もちろん東京一極集中の現実を考えれば東京都が制定する条例は「規制地域は限定されている」と消極的に受け止めるわけにはいかないが、それでもやはり「全国区」ではない。

筆者はこうした「規制の現実」を踏まえて新型コロナ感染症対策が議論されていないことに違和感を覚える。

最近、全国知事会は国に対して「ロックダウン」の検討を求めたがなぜ彼らは「ロックダウン条例」を制定しないのだろうか。その議論の気配さえない。

巷で話題になっている「路上飲み」など条例での規制ならば世論の反発も小さいのではないか。反発が起きても冒頭の条例を挙げれば世論も消極的ながらも受け入れるのではないか。「もう同種の条例があります。」と都道府県知事が説明すれば良いだけではないか。

全国知事会は他人事のように振る舞うが国がロックダウンとやらを行使した場合、自治体職員は動員されないと思っているのだろうか。動員されるに決まっているではないか。国が行使するロックダウンとは地方自治体を介して、即ち国→都道府県→市町村の経路で国民(住民)に到達するのである。

国がロックダウンとやらを行使しても結局、現場で動くのは自治体職員である。

だったら自治体が率先して「ロックダウン条例」を制定したほうが良い。その方が地域の実情に即した実際的な対応ができる。これは単に実務的な観点から言うのではない。

改憲もせず国が「ロックダウン法」のようなものを制定することは好ましいことではない。現行憲法でロックダウンを正当化できる根拠は「公共の福祉」しかない。もっと言えば「公共の福祉」を大日本帝国憲法の「法律の範囲内」の次元まで拡大解釈するしかない。
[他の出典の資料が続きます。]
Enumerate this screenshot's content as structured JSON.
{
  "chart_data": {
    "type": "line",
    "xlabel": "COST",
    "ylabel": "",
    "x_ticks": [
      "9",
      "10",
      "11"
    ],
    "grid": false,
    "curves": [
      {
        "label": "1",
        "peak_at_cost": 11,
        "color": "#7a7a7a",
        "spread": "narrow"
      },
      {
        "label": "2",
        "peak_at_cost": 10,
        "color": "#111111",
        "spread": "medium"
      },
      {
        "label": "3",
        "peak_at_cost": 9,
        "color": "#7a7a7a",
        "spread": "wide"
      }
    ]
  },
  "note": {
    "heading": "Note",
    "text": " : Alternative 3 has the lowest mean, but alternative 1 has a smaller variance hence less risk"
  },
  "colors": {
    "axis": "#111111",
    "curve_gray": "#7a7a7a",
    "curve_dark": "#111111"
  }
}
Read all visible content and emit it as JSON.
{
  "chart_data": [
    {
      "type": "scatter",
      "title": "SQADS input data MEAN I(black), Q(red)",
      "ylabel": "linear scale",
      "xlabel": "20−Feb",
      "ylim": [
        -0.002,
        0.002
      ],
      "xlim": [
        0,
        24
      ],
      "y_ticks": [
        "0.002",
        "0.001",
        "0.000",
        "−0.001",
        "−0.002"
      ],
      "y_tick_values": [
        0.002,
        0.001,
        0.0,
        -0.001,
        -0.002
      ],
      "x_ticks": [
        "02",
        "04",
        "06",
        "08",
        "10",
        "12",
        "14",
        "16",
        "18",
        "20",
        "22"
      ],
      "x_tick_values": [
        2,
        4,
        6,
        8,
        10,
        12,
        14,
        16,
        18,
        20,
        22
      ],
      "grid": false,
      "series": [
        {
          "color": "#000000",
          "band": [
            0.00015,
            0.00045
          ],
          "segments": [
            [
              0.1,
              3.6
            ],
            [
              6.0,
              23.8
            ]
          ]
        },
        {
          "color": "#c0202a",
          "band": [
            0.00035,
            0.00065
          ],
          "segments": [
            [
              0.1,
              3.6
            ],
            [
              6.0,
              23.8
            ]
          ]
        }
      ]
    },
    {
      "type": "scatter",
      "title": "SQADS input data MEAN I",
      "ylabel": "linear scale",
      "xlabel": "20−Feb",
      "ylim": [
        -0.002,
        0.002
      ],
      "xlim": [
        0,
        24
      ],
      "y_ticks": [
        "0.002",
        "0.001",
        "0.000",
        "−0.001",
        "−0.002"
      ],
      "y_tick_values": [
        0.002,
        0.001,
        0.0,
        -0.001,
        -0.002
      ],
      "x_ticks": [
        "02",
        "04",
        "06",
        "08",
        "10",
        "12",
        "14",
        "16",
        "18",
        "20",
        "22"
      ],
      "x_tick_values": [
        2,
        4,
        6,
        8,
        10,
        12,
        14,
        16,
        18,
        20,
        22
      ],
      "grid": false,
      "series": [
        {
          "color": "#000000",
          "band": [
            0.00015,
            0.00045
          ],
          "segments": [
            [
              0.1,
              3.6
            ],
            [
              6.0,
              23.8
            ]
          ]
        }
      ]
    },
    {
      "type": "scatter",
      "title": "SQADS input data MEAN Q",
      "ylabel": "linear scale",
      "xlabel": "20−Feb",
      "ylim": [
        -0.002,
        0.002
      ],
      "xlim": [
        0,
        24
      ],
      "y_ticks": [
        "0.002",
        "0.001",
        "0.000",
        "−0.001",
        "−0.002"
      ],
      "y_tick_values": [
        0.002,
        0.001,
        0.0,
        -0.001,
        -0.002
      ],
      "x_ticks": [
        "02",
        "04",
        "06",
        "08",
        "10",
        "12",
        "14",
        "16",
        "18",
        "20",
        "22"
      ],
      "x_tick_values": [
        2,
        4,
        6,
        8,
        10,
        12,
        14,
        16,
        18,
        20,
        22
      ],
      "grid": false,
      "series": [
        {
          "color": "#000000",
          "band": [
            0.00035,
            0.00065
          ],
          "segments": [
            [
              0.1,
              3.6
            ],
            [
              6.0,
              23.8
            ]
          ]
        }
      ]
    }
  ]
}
国によるロックダウンとは「日本国憲法の大日本帝国憲法化」に他ならない。

国によるロックダウンとはそれほど重大な意味があるのだ。

だから都道府県知事はもっと政治的リスクをとるべきである。「ロックダウン条例」が議論できない都道府県知事とは何者か。知事の強大な権限はパフォーマンス用ではないはずだ。